3. Frequent Health Check-Ups
Due to the disposition to a lot of medical issues, you can schedule regular check-ups with the vet. Frequent check-ups and vaccines will help prevent any medical problems early enough.
In addition, you should keep a close eye on your cat to spot any changes in the body that can affect their health. Visit the vet immediately if you spot any differences.
4. Neuter or Spay Your Cat
For any cat breed, the spayed or neutered cats tend to live longer. Improve the living chances of your pet by spaying them.
5. Keep Your Cat Indoors
Although this might be a challenge, indoor cats tend to live longer than cats that spend most of their time outdoors. Consider keeping your Munchkin indoors to keep it safer and less exposed, and they might live longer.
Related Read: 3 Best Small Cat Breeds for Apartment Living (with Pictures)
6. Proper Home Care
Munchkins need care just like any other cat breed. To improve its overall well-being, ensure your cat is well taken care of and groomed. You can brush the coat once a week for shorthaired cats and or daily for longhairs to prevent matting.
Pay attention to their dental care to prevent gum disease. Clean their teeth a few times in the week to keep them healthy.
Even when staying indoors, your cat could still catch fleas and parasites; therefore, you need to prevent and treat that frequently.
If you are not in the house for extended periods, consider having two Munchkin cats for companionship.
Related Read: How Much Does a Munchkin Cat Cost?
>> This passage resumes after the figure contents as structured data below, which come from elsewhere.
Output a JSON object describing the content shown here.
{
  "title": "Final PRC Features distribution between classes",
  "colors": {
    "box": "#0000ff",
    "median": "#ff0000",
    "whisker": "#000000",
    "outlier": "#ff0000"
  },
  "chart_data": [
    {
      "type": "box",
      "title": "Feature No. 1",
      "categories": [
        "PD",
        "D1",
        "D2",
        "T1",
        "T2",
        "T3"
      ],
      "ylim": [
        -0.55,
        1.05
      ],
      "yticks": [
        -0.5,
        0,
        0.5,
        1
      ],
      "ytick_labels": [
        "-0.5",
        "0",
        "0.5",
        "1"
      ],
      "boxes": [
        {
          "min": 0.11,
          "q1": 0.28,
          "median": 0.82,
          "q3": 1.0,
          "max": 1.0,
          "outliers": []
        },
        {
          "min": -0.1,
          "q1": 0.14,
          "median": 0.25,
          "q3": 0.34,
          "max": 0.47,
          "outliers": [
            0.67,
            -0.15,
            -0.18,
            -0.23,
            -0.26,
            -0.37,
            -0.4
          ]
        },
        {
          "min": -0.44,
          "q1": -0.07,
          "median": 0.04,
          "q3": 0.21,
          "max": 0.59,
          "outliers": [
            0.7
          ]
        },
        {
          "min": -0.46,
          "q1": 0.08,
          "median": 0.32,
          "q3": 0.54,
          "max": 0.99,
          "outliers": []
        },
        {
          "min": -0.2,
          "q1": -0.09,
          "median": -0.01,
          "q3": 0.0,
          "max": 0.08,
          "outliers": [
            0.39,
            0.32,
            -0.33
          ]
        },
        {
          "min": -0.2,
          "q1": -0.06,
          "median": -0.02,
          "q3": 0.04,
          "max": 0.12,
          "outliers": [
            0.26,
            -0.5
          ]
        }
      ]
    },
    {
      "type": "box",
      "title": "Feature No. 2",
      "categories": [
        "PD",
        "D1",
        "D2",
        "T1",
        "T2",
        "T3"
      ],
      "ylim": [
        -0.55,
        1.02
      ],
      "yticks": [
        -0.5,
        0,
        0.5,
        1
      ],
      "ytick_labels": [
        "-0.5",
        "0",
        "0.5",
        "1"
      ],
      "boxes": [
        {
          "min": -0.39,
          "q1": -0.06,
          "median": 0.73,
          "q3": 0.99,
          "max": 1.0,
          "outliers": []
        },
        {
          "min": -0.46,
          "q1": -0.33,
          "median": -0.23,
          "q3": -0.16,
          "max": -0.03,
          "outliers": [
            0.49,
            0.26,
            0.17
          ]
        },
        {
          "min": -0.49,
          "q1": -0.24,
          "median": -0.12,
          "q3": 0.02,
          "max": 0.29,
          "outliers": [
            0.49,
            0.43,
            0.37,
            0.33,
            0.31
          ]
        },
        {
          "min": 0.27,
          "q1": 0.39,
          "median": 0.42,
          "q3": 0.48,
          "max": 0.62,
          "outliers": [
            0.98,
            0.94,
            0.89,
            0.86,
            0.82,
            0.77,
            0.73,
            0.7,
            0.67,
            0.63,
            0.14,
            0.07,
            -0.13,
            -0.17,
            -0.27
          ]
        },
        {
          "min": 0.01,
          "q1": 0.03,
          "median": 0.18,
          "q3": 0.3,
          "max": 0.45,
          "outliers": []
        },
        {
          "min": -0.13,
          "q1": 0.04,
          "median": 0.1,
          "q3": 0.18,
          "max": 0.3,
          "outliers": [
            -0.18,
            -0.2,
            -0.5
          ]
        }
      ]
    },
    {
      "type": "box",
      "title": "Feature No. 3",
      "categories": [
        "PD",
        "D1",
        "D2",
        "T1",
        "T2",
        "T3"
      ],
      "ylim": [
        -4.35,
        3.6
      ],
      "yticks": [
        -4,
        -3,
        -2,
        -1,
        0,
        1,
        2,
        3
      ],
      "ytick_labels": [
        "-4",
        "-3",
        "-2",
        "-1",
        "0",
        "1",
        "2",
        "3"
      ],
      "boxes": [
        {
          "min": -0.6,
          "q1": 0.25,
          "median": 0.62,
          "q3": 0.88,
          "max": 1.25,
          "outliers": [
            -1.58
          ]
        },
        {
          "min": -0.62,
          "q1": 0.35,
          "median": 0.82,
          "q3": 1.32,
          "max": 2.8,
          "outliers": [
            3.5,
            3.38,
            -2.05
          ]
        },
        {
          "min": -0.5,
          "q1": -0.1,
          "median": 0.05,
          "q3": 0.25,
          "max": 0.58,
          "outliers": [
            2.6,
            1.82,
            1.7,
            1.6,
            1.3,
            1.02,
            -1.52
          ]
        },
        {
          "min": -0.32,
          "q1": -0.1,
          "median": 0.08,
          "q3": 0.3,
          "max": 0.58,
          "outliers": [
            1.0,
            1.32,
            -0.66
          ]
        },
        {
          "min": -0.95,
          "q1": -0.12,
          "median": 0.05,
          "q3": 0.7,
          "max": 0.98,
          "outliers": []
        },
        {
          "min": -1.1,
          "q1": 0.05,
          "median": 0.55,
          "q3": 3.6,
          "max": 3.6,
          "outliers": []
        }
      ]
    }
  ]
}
Munchkin cat breeds are known for their unique appearance. Despite the controversies around this breed, they make great pets if well taken care of. By keeping this breed healthy, well-exercised, and with good nutrition, you can enjoy living with them for about 12-15 years.
Due to their genetic mutation and increased health risk, you’ll need to keep a close eye on any body changes and schedule regular check-ups with the vet to ensure they are healthy. As long as the overall well-being and health of your Munchkin cat is a priority, your feline friend will enjoy a long life.